BACA JUGA: Harga CPO KPBN INACOM Turun Tipis, Bursa Malaysia Masih Lesu Pada Kamis (30/10)
Namun luas lahan sawit nasional diperkirakan tetap stabil di angka 14,4 juta hektar. Peningkatan produksi lebih banyak bersumber dari perbaikan produktivitas, bukan perluasan lahan. Artinya, kenaikan output akan sangat bergantung pada efektivitas pengelolaan kebun, penggunaan benih unggul, serta program peremajaan (penanaman kembali).
Produktivitas: Kunci Daya Saing yang Belum Merata
Meski produksi meningkat, kesenjangan produktivitas antara perkebunan besar dan petani rakyat masih menganga. Petani kecil, yang mengelola 41 persen dari total perkebunan sawit nasional, rata-rata hanya menghasilkan 3,2 ton CPO per hektare, jauh di bawah perusahaan besar yang mencapai 4,5 ton (World Bank, 2023).
Program peremajaan sawit rakyat (PSR) seharusnya menjadi motor peningkatan produktivitas. Pemerintah sudah menaikkan bantuan PSR dari Rp30 juta menjadi Rp60 juta per hektare sejak 2024, namun pelaksanaannya belum optimal. Masalah klasik seperti legalitas lahan, akses pembiayaan, dan lambatnya verifikasi lapangan masih menjadi hambatan utama.

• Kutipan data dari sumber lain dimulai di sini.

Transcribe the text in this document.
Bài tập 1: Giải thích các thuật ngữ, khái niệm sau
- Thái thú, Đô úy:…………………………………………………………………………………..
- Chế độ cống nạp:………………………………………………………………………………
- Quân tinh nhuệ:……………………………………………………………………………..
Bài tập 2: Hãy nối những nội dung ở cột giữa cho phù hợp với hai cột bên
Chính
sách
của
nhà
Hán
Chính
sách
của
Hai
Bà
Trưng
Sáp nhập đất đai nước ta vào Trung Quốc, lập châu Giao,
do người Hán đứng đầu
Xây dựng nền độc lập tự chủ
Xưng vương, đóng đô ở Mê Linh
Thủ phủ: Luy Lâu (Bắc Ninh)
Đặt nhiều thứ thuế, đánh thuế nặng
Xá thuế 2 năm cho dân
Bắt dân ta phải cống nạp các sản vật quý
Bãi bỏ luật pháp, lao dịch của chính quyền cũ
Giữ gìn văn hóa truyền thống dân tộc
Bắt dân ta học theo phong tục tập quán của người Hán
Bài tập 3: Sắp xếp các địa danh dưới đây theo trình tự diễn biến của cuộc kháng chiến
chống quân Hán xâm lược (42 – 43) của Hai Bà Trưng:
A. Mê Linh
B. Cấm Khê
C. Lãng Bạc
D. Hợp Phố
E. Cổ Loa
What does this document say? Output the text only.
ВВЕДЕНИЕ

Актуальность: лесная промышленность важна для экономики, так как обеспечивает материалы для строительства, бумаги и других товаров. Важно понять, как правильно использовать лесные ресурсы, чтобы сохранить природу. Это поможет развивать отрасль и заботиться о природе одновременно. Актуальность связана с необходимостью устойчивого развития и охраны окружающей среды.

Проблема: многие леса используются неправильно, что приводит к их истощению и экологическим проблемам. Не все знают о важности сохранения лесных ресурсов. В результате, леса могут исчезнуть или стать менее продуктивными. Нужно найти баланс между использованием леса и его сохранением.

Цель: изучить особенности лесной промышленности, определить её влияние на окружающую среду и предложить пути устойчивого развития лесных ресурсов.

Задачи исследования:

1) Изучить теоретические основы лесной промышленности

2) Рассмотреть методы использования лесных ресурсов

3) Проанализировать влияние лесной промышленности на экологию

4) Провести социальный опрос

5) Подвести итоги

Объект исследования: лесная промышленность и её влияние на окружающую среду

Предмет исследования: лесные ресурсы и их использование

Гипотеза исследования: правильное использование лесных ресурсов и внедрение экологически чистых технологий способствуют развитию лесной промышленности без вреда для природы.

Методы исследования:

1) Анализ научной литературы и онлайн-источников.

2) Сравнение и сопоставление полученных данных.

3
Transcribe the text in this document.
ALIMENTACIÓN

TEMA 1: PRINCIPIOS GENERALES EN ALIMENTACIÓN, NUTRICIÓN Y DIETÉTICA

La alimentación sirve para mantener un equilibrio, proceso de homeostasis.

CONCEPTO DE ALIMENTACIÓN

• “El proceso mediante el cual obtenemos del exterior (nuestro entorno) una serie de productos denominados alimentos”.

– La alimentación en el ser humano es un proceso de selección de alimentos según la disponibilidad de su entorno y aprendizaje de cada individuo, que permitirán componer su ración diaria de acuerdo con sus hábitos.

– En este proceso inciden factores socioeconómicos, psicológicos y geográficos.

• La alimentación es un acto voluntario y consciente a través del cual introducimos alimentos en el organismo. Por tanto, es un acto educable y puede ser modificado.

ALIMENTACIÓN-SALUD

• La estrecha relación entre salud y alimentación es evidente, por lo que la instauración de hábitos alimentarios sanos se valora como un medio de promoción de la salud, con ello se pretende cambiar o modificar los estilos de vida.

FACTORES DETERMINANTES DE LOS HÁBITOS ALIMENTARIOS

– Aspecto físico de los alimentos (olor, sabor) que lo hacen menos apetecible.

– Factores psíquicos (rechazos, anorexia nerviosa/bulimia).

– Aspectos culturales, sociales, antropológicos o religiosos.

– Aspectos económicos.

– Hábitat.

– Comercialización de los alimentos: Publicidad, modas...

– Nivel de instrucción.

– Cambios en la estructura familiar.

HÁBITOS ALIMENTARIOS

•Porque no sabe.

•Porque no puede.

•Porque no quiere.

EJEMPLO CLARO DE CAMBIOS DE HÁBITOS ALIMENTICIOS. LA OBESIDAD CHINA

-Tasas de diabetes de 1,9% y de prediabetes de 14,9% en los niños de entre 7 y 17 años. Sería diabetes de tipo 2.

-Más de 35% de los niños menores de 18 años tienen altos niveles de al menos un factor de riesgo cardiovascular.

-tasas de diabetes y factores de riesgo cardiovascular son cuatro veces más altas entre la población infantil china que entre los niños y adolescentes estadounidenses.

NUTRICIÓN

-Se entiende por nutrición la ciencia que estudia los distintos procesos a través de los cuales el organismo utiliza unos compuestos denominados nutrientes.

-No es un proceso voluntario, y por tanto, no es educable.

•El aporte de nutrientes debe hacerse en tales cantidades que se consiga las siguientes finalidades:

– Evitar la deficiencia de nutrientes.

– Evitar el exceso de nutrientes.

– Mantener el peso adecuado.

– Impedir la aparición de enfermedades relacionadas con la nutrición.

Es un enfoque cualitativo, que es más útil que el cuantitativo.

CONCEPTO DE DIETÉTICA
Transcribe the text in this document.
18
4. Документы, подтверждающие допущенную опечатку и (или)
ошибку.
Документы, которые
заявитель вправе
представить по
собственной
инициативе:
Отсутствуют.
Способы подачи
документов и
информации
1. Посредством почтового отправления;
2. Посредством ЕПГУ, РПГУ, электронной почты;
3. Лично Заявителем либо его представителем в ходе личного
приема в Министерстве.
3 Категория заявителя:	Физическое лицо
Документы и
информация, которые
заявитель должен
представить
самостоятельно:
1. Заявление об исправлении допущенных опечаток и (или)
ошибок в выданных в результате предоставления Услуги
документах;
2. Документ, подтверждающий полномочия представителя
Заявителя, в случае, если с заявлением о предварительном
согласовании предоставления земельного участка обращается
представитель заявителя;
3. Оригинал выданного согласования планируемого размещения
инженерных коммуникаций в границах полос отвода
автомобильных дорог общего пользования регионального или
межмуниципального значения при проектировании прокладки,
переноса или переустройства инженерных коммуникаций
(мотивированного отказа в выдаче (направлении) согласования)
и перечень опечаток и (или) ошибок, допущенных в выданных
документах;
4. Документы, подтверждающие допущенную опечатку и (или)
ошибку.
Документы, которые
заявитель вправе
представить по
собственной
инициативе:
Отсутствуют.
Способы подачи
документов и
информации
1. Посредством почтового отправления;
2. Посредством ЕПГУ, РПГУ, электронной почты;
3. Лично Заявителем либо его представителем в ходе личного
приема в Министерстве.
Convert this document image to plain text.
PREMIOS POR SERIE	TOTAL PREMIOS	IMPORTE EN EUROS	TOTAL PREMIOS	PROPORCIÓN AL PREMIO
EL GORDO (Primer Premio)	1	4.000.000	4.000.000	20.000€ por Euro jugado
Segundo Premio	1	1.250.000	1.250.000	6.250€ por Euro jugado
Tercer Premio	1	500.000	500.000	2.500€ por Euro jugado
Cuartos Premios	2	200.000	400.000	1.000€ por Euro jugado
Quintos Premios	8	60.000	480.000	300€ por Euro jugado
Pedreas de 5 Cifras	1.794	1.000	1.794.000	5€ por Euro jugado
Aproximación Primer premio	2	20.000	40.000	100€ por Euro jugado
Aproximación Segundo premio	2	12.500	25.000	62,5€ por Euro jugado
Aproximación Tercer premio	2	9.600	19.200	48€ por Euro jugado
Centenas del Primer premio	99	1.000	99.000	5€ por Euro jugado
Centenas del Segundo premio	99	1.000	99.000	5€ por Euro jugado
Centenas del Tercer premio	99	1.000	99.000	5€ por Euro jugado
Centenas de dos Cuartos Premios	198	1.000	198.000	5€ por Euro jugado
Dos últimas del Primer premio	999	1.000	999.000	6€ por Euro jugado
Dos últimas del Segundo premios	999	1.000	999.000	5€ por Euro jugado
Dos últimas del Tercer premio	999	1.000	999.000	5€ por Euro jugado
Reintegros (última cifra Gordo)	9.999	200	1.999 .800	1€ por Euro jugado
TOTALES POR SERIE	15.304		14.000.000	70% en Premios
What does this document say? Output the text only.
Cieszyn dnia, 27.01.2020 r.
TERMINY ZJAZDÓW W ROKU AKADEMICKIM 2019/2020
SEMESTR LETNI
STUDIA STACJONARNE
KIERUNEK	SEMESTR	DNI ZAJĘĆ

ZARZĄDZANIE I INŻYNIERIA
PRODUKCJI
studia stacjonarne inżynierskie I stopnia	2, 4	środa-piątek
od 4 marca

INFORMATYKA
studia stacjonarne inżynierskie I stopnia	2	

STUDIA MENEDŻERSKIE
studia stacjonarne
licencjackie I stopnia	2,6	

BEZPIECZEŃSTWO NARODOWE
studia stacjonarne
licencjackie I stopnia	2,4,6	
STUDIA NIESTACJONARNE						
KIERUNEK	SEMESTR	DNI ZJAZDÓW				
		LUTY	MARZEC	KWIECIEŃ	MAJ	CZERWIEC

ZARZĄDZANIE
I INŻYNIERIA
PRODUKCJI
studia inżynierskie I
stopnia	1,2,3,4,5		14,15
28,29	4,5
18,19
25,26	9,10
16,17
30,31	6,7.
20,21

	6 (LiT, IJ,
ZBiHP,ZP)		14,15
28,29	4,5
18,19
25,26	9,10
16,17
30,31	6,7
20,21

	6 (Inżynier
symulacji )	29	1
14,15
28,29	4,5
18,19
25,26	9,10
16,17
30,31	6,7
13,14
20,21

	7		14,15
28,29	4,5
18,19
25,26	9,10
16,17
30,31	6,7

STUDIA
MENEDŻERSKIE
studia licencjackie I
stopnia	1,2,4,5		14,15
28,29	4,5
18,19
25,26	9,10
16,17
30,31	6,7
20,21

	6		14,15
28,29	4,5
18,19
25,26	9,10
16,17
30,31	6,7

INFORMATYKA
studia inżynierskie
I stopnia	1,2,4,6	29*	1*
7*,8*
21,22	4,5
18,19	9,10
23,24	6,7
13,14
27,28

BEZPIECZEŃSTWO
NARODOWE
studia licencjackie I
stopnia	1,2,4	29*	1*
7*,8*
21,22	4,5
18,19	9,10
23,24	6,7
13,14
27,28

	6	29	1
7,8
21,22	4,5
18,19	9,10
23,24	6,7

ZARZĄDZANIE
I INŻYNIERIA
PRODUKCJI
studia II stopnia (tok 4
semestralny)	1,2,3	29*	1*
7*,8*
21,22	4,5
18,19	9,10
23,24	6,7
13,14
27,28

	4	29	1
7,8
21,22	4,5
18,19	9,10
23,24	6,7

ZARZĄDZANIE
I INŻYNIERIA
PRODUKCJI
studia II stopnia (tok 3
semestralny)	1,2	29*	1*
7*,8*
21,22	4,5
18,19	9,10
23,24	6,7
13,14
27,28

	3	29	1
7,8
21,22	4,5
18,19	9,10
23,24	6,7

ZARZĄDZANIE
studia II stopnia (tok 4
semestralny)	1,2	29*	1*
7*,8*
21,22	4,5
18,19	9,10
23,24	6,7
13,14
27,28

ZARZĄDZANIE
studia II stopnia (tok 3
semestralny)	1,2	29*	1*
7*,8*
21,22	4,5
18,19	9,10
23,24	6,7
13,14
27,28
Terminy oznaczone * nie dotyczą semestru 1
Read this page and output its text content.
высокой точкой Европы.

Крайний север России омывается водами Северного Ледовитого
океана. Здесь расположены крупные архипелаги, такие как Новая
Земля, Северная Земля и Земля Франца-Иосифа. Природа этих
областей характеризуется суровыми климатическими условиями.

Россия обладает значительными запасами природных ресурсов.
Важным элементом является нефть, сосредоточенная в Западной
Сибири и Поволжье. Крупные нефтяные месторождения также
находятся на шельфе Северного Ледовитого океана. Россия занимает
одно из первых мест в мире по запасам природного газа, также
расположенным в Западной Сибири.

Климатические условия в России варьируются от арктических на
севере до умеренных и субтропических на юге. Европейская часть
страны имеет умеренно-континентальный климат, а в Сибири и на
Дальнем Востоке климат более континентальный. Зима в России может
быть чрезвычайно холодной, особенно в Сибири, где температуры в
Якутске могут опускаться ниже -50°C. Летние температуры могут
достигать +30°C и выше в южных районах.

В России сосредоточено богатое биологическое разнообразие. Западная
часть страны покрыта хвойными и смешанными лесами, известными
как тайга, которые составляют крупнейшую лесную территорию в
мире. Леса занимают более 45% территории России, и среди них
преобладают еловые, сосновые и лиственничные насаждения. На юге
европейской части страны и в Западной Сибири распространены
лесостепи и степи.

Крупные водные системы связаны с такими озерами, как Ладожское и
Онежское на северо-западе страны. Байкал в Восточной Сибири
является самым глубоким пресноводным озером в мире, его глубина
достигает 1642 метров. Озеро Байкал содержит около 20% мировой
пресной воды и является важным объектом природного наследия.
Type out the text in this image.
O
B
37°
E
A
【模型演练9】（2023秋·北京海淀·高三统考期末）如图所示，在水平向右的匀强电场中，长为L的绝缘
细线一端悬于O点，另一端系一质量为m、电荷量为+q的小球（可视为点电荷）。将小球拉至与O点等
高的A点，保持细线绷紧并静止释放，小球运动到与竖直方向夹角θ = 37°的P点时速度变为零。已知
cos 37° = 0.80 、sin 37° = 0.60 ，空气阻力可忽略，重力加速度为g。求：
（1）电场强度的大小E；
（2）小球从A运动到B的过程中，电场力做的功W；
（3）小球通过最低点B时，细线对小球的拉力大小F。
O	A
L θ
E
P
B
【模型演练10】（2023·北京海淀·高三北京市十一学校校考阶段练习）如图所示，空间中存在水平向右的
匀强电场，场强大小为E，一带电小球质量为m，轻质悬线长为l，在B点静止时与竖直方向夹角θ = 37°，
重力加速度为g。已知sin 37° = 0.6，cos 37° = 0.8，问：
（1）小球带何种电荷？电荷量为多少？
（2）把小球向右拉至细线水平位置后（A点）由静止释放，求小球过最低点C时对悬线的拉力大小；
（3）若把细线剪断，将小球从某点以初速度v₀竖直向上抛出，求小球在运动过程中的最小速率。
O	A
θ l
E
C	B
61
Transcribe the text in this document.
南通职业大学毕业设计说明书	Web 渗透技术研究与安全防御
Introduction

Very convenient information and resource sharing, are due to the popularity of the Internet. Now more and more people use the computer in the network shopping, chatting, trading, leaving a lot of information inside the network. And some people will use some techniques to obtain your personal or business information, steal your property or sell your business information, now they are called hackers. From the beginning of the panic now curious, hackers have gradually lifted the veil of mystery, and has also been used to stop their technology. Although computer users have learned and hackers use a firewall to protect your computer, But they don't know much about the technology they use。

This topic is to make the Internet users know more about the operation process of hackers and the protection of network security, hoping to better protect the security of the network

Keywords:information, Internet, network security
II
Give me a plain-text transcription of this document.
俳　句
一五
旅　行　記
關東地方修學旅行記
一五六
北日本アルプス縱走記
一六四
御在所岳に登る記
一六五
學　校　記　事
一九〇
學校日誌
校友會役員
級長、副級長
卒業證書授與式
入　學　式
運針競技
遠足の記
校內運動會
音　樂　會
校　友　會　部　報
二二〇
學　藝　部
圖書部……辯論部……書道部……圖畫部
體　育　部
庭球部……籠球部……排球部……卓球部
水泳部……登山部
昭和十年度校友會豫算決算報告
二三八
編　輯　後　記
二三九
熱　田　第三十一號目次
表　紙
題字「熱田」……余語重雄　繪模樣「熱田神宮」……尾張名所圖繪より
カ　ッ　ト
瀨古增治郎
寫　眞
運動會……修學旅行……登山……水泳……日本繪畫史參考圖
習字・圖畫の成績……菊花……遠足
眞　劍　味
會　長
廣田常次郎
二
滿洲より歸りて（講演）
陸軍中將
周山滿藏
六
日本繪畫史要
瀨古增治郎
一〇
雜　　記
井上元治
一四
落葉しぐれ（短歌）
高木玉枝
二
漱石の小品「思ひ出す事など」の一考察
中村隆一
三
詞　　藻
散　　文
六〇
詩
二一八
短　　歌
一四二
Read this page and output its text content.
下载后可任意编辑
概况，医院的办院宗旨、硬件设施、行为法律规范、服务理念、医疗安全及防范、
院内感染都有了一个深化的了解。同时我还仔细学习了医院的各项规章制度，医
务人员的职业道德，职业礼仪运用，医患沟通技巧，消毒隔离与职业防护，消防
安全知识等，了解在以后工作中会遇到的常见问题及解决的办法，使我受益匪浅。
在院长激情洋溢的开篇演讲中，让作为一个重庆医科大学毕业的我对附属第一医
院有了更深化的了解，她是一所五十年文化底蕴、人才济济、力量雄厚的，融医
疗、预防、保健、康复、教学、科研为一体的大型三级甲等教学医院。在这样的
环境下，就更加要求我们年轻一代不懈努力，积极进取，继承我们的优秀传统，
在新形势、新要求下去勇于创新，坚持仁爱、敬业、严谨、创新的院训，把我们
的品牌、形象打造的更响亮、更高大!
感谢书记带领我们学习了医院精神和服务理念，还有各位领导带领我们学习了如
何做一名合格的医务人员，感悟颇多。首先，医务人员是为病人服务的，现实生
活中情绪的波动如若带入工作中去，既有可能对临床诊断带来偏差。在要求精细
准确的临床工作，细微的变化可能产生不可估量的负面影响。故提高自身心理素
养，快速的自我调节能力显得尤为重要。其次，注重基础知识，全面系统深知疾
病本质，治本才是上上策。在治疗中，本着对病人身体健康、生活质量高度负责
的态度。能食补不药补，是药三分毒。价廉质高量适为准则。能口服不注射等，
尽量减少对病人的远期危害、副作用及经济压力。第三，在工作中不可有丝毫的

Padahal, keberhasilan PSR akan menentukan masa depan industri sawit. Tanpa peremajaan yang masif, Indonesia berisiko menghadapi stagnasi produksi dalam lima tahun ke depan, sementara tekanan dari permintaan biodiesel dan pangan terus meningkat.
Harga CPO Stabil, Tapi Margin Menyempit
Dari sisi harga, prospek 2026 relatif stabil. Kenanga Research memperkirakan harga CPO berada di kisaran RM4.000–RM4.500 per ton, dengan rata-rata RM4.000 untuk tahun depan. Harga ini masih cukup menguntungkan, terutama bagi produsen dengan efisiensi tinggi.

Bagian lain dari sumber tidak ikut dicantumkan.